There are a number of common factors here. First, the bears were killed because they were supposed to be dangerous but neither had done anything to warrant this claim/lie. Both agencies in Colorado and Minnesota also said that the bears were euthanized but this really isn’t so, for euthanasia literally means a “good death” or painless mercy killing. Neither bear had to be killed and trying to sugarcoat the language really doesn’t make it any more palatable. Simply put, the bears were killed because it was the easy thing to do. With no evidence at all that they were a danger they were killed.

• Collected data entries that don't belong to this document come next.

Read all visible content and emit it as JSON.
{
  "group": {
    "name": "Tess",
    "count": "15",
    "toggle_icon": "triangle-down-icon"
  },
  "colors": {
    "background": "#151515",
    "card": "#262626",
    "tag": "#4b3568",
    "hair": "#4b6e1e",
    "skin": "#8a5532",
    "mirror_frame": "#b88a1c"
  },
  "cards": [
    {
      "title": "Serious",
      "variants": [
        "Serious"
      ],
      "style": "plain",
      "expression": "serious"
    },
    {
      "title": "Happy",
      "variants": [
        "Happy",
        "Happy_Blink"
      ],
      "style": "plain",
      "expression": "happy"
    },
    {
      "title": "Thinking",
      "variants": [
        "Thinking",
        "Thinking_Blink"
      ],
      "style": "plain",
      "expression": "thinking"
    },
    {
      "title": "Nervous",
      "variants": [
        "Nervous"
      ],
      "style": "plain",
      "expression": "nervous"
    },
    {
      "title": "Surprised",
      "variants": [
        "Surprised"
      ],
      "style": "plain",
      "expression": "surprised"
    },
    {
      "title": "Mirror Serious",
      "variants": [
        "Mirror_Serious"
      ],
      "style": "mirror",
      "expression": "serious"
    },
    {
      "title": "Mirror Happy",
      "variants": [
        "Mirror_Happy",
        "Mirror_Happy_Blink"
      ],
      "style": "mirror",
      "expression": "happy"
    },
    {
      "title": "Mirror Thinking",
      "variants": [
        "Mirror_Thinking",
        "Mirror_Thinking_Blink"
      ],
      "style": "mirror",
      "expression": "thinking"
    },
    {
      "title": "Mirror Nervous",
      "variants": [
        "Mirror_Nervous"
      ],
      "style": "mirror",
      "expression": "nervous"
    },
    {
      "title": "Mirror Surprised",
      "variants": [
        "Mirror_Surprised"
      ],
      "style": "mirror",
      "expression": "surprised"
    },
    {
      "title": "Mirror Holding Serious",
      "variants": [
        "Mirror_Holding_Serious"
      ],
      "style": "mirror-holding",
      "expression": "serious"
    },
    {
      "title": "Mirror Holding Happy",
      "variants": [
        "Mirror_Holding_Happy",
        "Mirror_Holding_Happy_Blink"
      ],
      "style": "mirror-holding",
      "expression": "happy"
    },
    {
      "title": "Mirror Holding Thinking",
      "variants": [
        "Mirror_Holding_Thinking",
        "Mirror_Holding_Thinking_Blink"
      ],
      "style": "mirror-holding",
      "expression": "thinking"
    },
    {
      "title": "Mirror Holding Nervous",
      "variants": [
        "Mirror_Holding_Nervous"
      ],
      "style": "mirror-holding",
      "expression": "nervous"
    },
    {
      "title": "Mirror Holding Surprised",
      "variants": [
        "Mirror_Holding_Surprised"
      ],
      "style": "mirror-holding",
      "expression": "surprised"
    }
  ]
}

These unnecessary killings set bad examples for all people including children and students of wildlife biology and what a regrettable model for coexistence. After all, we moved into their habitat and we decided that we had the right to kill them because they’d become a nuisance. Let’s remember that this land is their land too. Each of us is free to move if we find the presence of animals to be disconcerting or we can simply make changes in our own habits so we can all live together.

The stories of these unfortunate bears raise numerous issues about the ways in which humans choose to interact with other animals: Who do we think we are, who do we think they are, and is it okay to trump their interests in living a good life with our interests in a living a good life? I say choose because we do indeed make choices about how we treat other animals and we are responsible for the decisions we make. We need to control our greed and be more accepting of other beings with whom we share our one and only planet. We need to walk our talk. Thus, I was thrilled to see that the winners of an Oscar for The Cove took action against a restaurant that was violating federal laws against selling marine mammals

I hope that Avatar gets people not only to think about who we are and what we do but also to do something about our invasive ways before it's too late. We need to rewiild our hearts and build corridors of compassion that include all beings. We need to treat animals better or leave them alone.

 

 

Marc Bekoff, Ph.D., is Professor Emeritus of Ecology and Evolutionary Biology at the University of Colorado, Boulder.